The Gordon Brown Memorial Cup being carted across the Manawatu/Whanganui border on Saturday afternoon is a story worth celebrating as a victory for opportunity.
In 2016 Carl Gibson and Darryl Malcolm hatched a plan to create a Whanganui colts (under-21) rugby team to compete in the Manawatu Union's colts competition.
A similar grade in Whanganui was long extinct and the co-coaches felt there was a gap between school rugby and senior club rugby locally.
They feared keen rugby players, who had left school but weren't ready for the rigours senior club competition, would just stop playing and there was plenty of anecdotal evidence to back that up.
The danger was that would only exacerbate problems with keeping young people in sport and local clubs going strong which would create a domino effect through higher grades.
So a team wearing blue and white hoops was formed and allowed to play in the Manawatu competition.
And it's worked.
Firstly and most importantly it's given a place for colts-aged players to play out of Whanganui.
But it's also created a path to professional rugby for players like Te Rangatira Waitokia who was plucked from Metro to be part of the Heartland Championship winning Wanganui side and then went on to sign with Manawatu in the Mitre 10 Cup (some reward for their part in allowing Metro to exist) while players like Desmond Tyrell have juggled Metro with playing premier club rugby.

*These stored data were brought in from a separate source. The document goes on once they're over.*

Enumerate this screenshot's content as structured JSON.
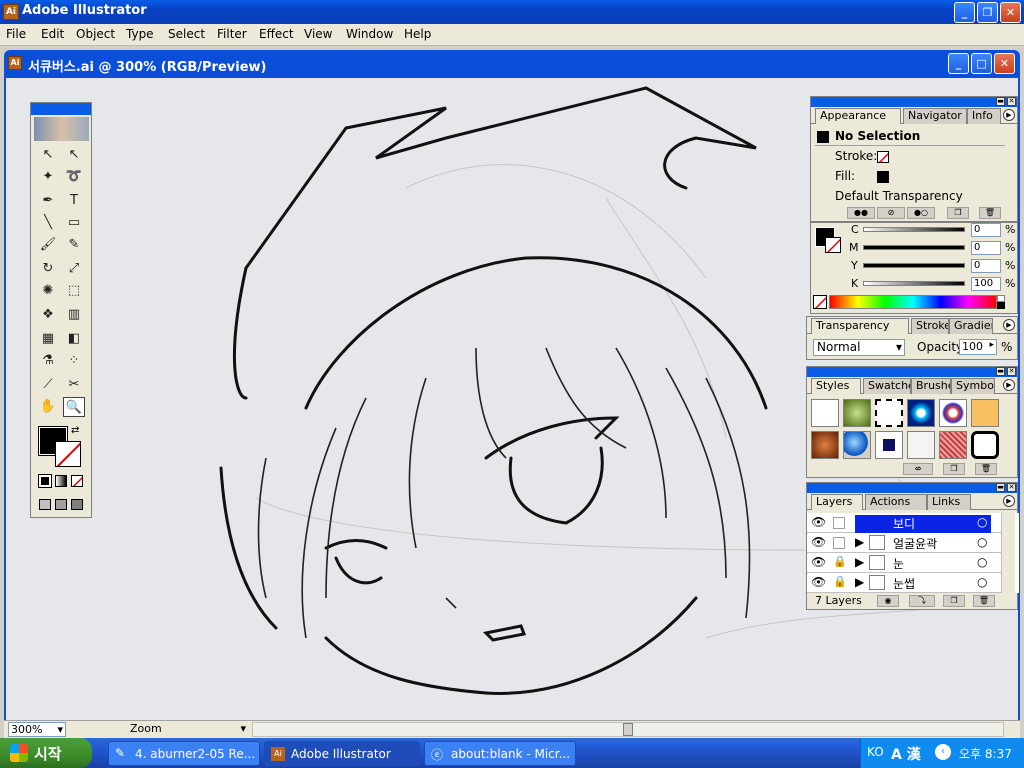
{
  "app": {
    "title": "Adobe Illustrator",
    "logo": "Ai"
  },
  "menu": [
    "File",
    "Edit",
    "Object",
    "Type",
    "Select",
    "Filter",
    "Effect",
    "View",
    "Window",
    "Help"
  ],
  "doc": {
    "title": "서큐버스.ai @ 300% (RGB/Preview)"
  },
  "status": {
    "zoom": "300%",
    "label": "Zoom"
  },
  "appearance": {
    "tabs": [
      "Appearance",
      "Navigator",
      "Info"
    ],
    "selection": "No Selection",
    "stroke_label": "Stroke:",
    "fill_label": "Fill:",
    "transparency": "Default Transparency"
  },
  "color": {
    "channels": [
      {
        "name": "C",
        "value": "0"
      },
      {
        "name": "M",
        "value": "0"
      },
      {
        "name": "Y",
        "value": "0"
      },
      {
        "name": "K",
        "value": "100"
      }
    ],
    "unit": "%"
  },
  "transparency": {
    "tabs": [
      "Transparency",
      "Stroke",
      "Gradient"
    ],
    "mode": "Normal",
    "opacity_label": "Opacity:",
    "opacity": "100",
    "unit": "%"
  },
  "styles": {
    "tabs": [
      "Styles",
      "Swatches",
      "Brushes",
      "Symbols"
    ]
  },
  "layers": {
    "tabs": [
      "Layers",
      "Actions",
      "Links"
    ],
    "items": [
      {
        "name": "보디"
      },
      {
        "name": "얼굴윤곽"
      },
      {
        "name": "눈"
      },
      {
        "name": "눈썹"
      }
    ],
    "count": "7 Layers"
  },
  "taskbar": {
    "start": "시작",
    "buttons": [
      "4. aburner2-05 Re...",
      "Adobe Illustrator",
      "about:blank - Micr..."
    ],
    "ime": "KO",
    "ime2": "A 漢",
    "clock": "오후 8:37"
  },
  "colors": {
    "title_blue": "#0a5ce6",
    "selection_blue": "#0a24e6"
  }
}
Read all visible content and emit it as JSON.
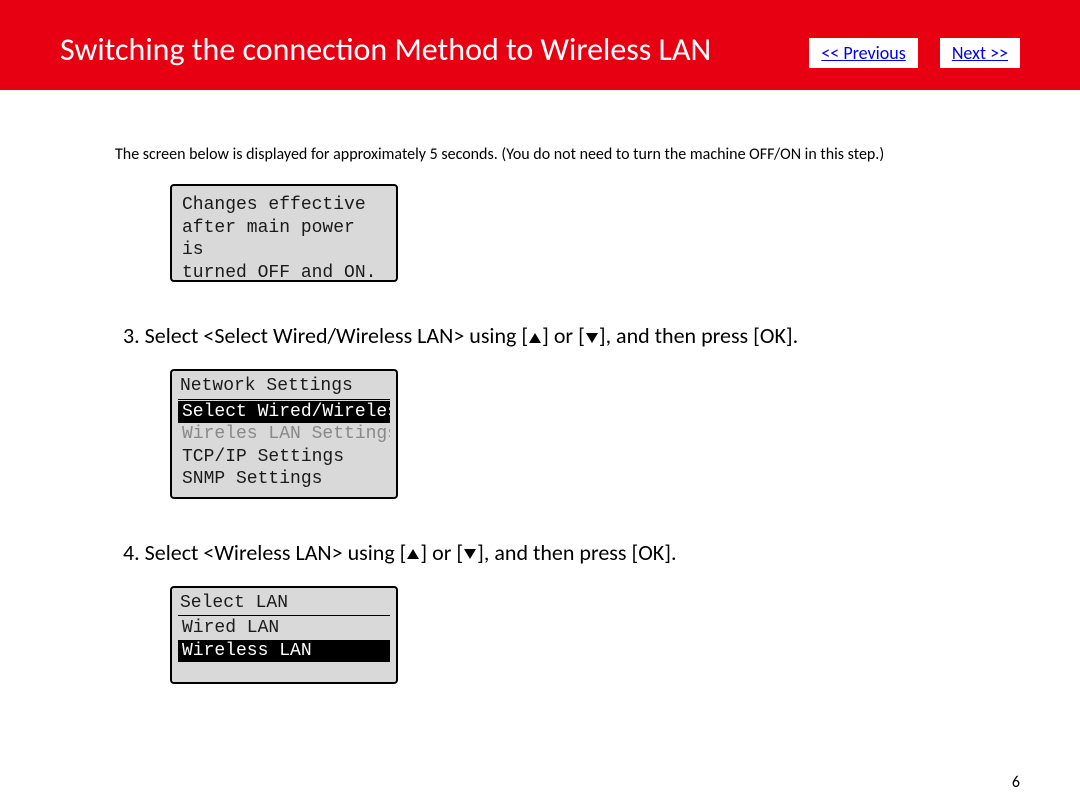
{
  "header": {
    "title": "Switching the connection Method to Wireless LAN",
    "prev_label": "<< Previous",
    "next_label": "Next >>"
  },
  "intro": "The screen below is displayed for approximately 5 seconds. (You do not need to turn the machine OFF/ON in this step.)",
  "screen1": {
    "line1": "Changes effective",
    "line2": "after main power is",
    "line3": "turned OFF and ON."
  },
  "step3": {
    "prefix": "3. Select <Select Wired/Wireless LAN> using [",
    "mid": "] or [",
    "suffix": "], and then press [OK]."
  },
  "screen2": {
    "title": "Network Settings",
    "item1": "Select Wired/Wireles",
    "item2": "Wireles LAN Settings",
    "item3": "TCP/IP Settings",
    "item4": "SNMP Settings"
  },
  "step4": {
    "prefix": "4. Select <Wireless LAN> using [",
    "mid": "] or [",
    "suffix": "], and then press [OK]."
  },
  "screen3": {
    "title": "Select LAN",
    "item1": "Wired LAN",
    "item2": "Wireless LAN"
  },
  "page_number": "6"
}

That aside, Metro have made the playoffs each year but until Saturday the title had eluded them.
Third time lucky, though, as Metro cruised to lift the trophy in their third season this year.
Hopefully what has been achieved will spur departing players to stay in the game with Whanganui clubs and encourage new players to take up the mantle.
The Metro colts story is a sports story with a universal moral. It shows what can be achieved when opportunities are created for young people to thrive.
And we need to thank people like Gibson and Malcolm for giving it to them.